Iran’s President Hassan Rouhani and Ayatollah Ali Khamenei have said the same to Pyongyang based on their own experience. Trump’s trashing of the 2015 Iran nuclear deal is especially egregious: firstly because the agreement was a carefully balanced compromise package that achieved key goals without sacrificing red lines on nuclearisation, secondly because it was multilaterally negotiated over several years, and thirdly because it was unanimously endorsed by the United Nations Security Council. Resolution 2231 (20 July 2015) directed all countries ‘to take such actions as may be appropriate to support the implementation of the deal’ while ‘refraining from actions that undermine implementation of commitments under the’ deal. The resolution reminded all states that they ‘are obligated under Article 25 of the Charter … to accept and carry out the Security Council’s decisions’.

Not only has Trump put the US in material breach of the agreement and in violation of a binding UN Security Council decision. In addition, he has threatened to impose secondary sanctions on any other country that does not comply with unilateral US sanctions. China, India, Japan, South Korea and Turkey had been granted temporary waivers from the US demand. On 22 April Pompeo said the exemptions would come to an end at the end of May and any country importing oil from Iran thereafter would face US sanctions.

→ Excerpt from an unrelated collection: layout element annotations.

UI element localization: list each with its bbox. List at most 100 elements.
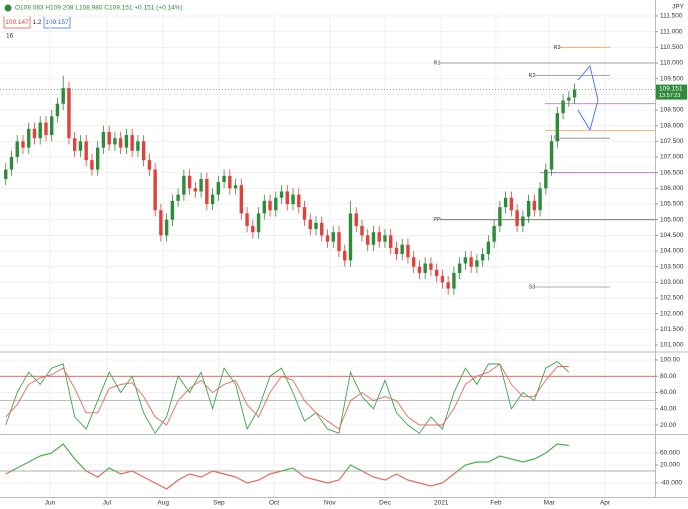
candle-body <box>199 178 203 192</box>
candle-body <box>452 272 456 289</box>
projection-path <box>577 65 599 132</box>
y-tick-label: 110.000 <box>660 60 683 67</box>
oscillator-positive <box>10 443 569 471</box>
pivot-label: R3 <box>553 45 560 51</box>
candle-body <box>532 200 537 211</box>
candle-body <box>124 135 129 148</box>
candle-body <box>50 116 54 136</box>
candle-body <box>348 213 353 261</box>
candle-body <box>314 222 318 230</box>
candle-body <box>411 257 416 267</box>
indicator-label[interactable]: 16 <box>6 33 14 40</box>
indicator-line <box>5 363 569 430</box>
candle-body <box>325 235 330 242</box>
candle-body <box>222 175 226 183</box>
y-tick-label: 80.00 <box>660 373 677 380</box>
candle-body <box>521 216 525 226</box>
candle-body <box>279 191 284 198</box>
candle-body <box>285 191 289 204</box>
y-tick-label: 104.500 <box>660 232 684 239</box>
last-price-label: 109.151 <box>659 85 683 92</box>
candle-body <box>84 141 88 161</box>
candle-body <box>245 213 249 226</box>
oscillator-negative <box>5 470 459 490</box>
candle-body <box>366 235 370 245</box>
candle-body <box>544 169 548 189</box>
pivot-label: R2 <box>528 73 535 79</box>
candle-body <box>268 200 272 211</box>
candle-body <box>256 213 261 233</box>
candle-body <box>526 200 531 217</box>
x-tick-label: Feb <box>490 500 502 507</box>
candle-body <box>38 122 42 139</box>
candle-body <box>377 232 381 242</box>
candle-body <box>549 141 554 170</box>
y-tick-label: 102.500 <box>660 295 684 302</box>
candle-body <box>457 263 462 273</box>
last-price-box <box>656 84 687 100</box>
candle-body <box>371 232 376 245</box>
x-tick-label: Apr <box>600 500 611 507</box>
candle-body <box>101 131 106 148</box>
candle-body <box>210 194 215 204</box>
candle-body <box>118 138 123 148</box>
y-tick-label: 101.000 <box>660 342 684 349</box>
x-tick-label: Sep <box>213 500 225 507</box>
candle-body <box>406 244 410 258</box>
buy-price[interactable]: 109.157 <box>45 19 69 26</box>
currency: JPY <box>672 4 685 11</box>
candle-body <box>153 169 157 211</box>
candle-body <box>297 194 301 208</box>
candle-body <box>429 263 433 270</box>
candle-body <box>515 210 519 226</box>
countdown: 13:57:23 <box>659 93 680 99</box>
candle-body <box>61 88 65 104</box>
candle-body <box>78 141 83 151</box>
candle-body <box>354 213 358 226</box>
candle-body <box>440 276 445 283</box>
candle-body <box>239 185 244 214</box>
y-tick-label: 106.500 <box>660 169 684 176</box>
candle-body <box>228 175 232 189</box>
y-tick-label: 60.00 <box>660 389 677 396</box>
candle-body <box>164 219 169 236</box>
candle-body <box>21 141 25 148</box>
candle-body <box>480 254 485 261</box>
y-tick-label: 20.00 <box>660 422 677 429</box>
candle-body <box>193 188 198 192</box>
candle-body <box>320 222 324 236</box>
x-tick-label: Dec <box>379 500 391 507</box>
candle-body <box>27 128 31 148</box>
pivot-label: R1 <box>433 60 440 66</box>
candle-body <box>498 207 502 226</box>
candle-body <box>15 141 19 157</box>
y-tick-label: 60.000 <box>660 450 680 457</box>
y-tick-label: 20.000 <box>660 462 680 469</box>
candle-body <box>302 207 307 220</box>
candle-body <box>503 197 508 208</box>
candle-body <box>4 169 8 179</box>
candle-body <box>205 178 209 204</box>
x-tick-label: Aug <box>157 500 169 507</box>
candle-body <box>113 138 117 145</box>
candle-body <box>383 235 387 242</box>
candle-body <box>446 282 450 289</box>
candle-body <box>509 197 514 211</box>
candle-body <box>170 200 175 220</box>
candle-body <box>343 251 347 261</box>
y-tick-label: 107.500 <box>660 138 684 145</box>
y-tick-label: 107.000 <box>660 154 684 161</box>
x-tick-label: Mar <box>544 500 556 507</box>
y-tick-label: 108.500 <box>660 107 684 114</box>
ohlc-text: O109.083 H109.208 L108.980 C109.151 +0.1… <box>15 5 183 12</box>
candle-body <box>44 122 48 136</box>
candle-body <box>187 175 192 189</box>
candle-body <box>492 225 496 242</box>
y-tick-label: 105.000 <box>660 216 684 223</box>
y-tick-label: -40.000 <box>660 480 682 487</box>
sell-price[interactable]: 109.147 <box>5 19 29 26</box>
pivot-label: S3 <box>529 284 536 290</box>
x-tick-label: 2021 <box>434 500 449 507</box>
candle-body <box>136 141 140 151</box>
y-tick-label: 103.500 <box>660 263 684 270</box>
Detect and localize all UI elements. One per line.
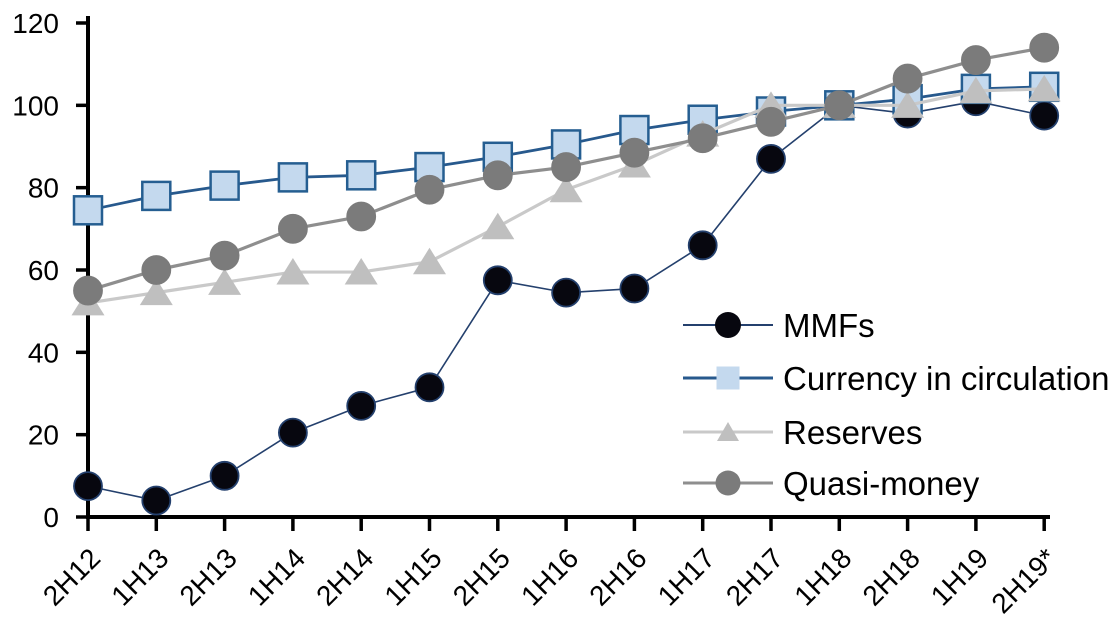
data-point-circle (1029, 32, 1060, 63)
x-tick-label: 1H16 (515, 542, 584, 611)
data-point-circle (756, 143, 786, 174)
data-point-circle (209, 240, 240, 271)
x-tick-label: 1H14 (242, 542, 311, 611)
data-point-triangle (208, 268, 242, 295)
data-point-circle (277, 213, 308, 244)
data-point-circle (141, 485, 172, 516)
data-point-circle (414, 372, 445, 403)
legend-label-quasi-money: Quasi-money (783, 465, 980, 502)
x-tick-label: 1H15 (378, 542, 447, 611)
legend-marker-mmfs-circle-icon (715, 312, 741, 338)
y-tick-label: 20 (28, 420, 59, 451)
x-tick-label: 1H13 (105, 542, 174, 611)
data-point-square (277, 162, 309, 193)
data-point-triangle (276, 258, 310, 285)
legend-item-quasi-money: Quasi-money (683, 465, 980, 502)
data-point-circle (346, 390, 377, 421)
data-point-triangle (891, 91, 925, 118)
series-layer (71, 32, 1061, 516)
data-point-circle (892, 63, 923, 94)
data-point-circle (961, 45, 991, 75)
data-point-triangle (413, 247, 446, 275)
data-point-triangle (481, 212, 515, 240)
data-point-circle (482, 265, 513, 296)
data-point-triangle (1027, 74, 1061, 102)
data-point-circle (551, 152, 581, 182)
data-point-square (141, 180, 172, 212)
x-tick-label: 2H18 (857, 542, 926, 611)
x-axis: 2H12 1H13 2H13 1H14 2H14 1H15 2H15 1H16 2H16 1H17… (37, 515, 1063, 619)
x-tick-label: 2H16 (583, 542, 652, 611)
legend-label-currency: Currency in circulation (783, 360, 1109, 397)
x-tick-label: 1H19 (925, 542, 994, 611)
y-tick-label: 0 (43, 502, 59, 533)
data-point-circle (209, 460, 240, 491)
y-tick-label: 120 (12, 8, 59, 39)
legend: MMFs Currency in circulation Reserves Qu… (683, 307, 1109, 502)
data-point-circle (687, 123, 718, 154)
data-point-circle (551, 277, 581, 308)
legend-item-reserves: Reserves (683, 414, 922, 451)
data-point-circle (756, 106, 786, 137)
data-point-square (345, 160, 377, 191)
data-point-circle (346, 201, 377, 232)
y-tick-label: 60 (28, 255, 59, 286)
x-tick-label: 2H19* (985, 542, 1062, 619)
data-point-circle (824, 90, 855, 121)
data-point-circle (414, 174, 445, 205)
data-point-circle (277, 417, 308, 448)
x-tick-label: 2H13 (174, 542, 243, 611)
legend-item-mmfs: MMFs (683, 307, 875, 344)
y-tick-label: 80 (28, 173, 59, 204)
legend-marker-quasi-money-circle-icon (715, 470, 741, 496)
y-axis: 0 20 40 60 80 100 120 (12, 8, 90, 533)
y-tick-label: 100 (12, 90, 59, 121)
legend-marker-currency-square-icon (716, 366, 740, 390)
series-quasi-money (73, 32, 1060, 306)
data-point-circle (1029, 100, 1060, 131)
x-tick-label: 1H17 (652, 542, 721, 611)
data-point-circle (73, 471, 103, 502)
series-mmfs (73, 86, 1060, 516)
legend-marker-reserves-triangle-icon (717, 422, 739, 441)
data-point-triangle (959, 76, 993, 104)
y-tick-label: 40 (28, 337, 59, 368)
x-tick-label: 2H17 (720, 542, 789, 611)
data-point-circle (619, 137, 650, 168)
legend-label-reserves: Reserves (783, 414, 922, 451)
data-point-circle (619, 273, 650, 304)
data-point-circle (73, 275, 103, 306)
x-tick-label: 2H15 (447, 542, 516, 611)
data-point-circle (141, 255, 172, 285)
data-point-circle (482, 160, 513, 191)
x-tick-label: 1H18 (788, 542, 857, 611)
data-point-triangle (344, 258, 378, 285)
data-point-triangle (139, 278, 173, 306)
data-point-square (72, 195, 104, 226)
data-point-circle (687, 230, 718, 261)
legend-label-mmfs: MMFs (783, 307, 875, 344)
x-tick-label: 2H14 (310, 542, 379, 611)
data-point-triangle (549, 175, 583, 203)
legend-item-currency: Currency in circulation (683, 360, 1109, 397)
x-tick-label: 2H12 (37, 542, 106, 611)
data-point-square (209, 170, 240, 201)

In other words the US will sanction all countries unless they violate a binding Security Council directive. If this is not gangsterism by the global mafioso, I don’t know what is. Ratcheting up pressure on Iran could also further degrade the regional security environment in an already combustible Middle East.

In a world turning increasingly harsh as major powers prowl the global jungle, it behoves us to identify like-minded countries and form issue-specific coalitions with them as a defence mechanism against the predatory and unilateralist instincts of both major powers. Second, we must protect as much as possible trading lifelines with China, but without becoming submissive: there is no indication they respect weakness more than firmness in their dealings with other countries. And third, we should strive for a better balance between our continued security ties with the US and visible evidence of an independent calculation and pursuit of distinctively Australian interests and values.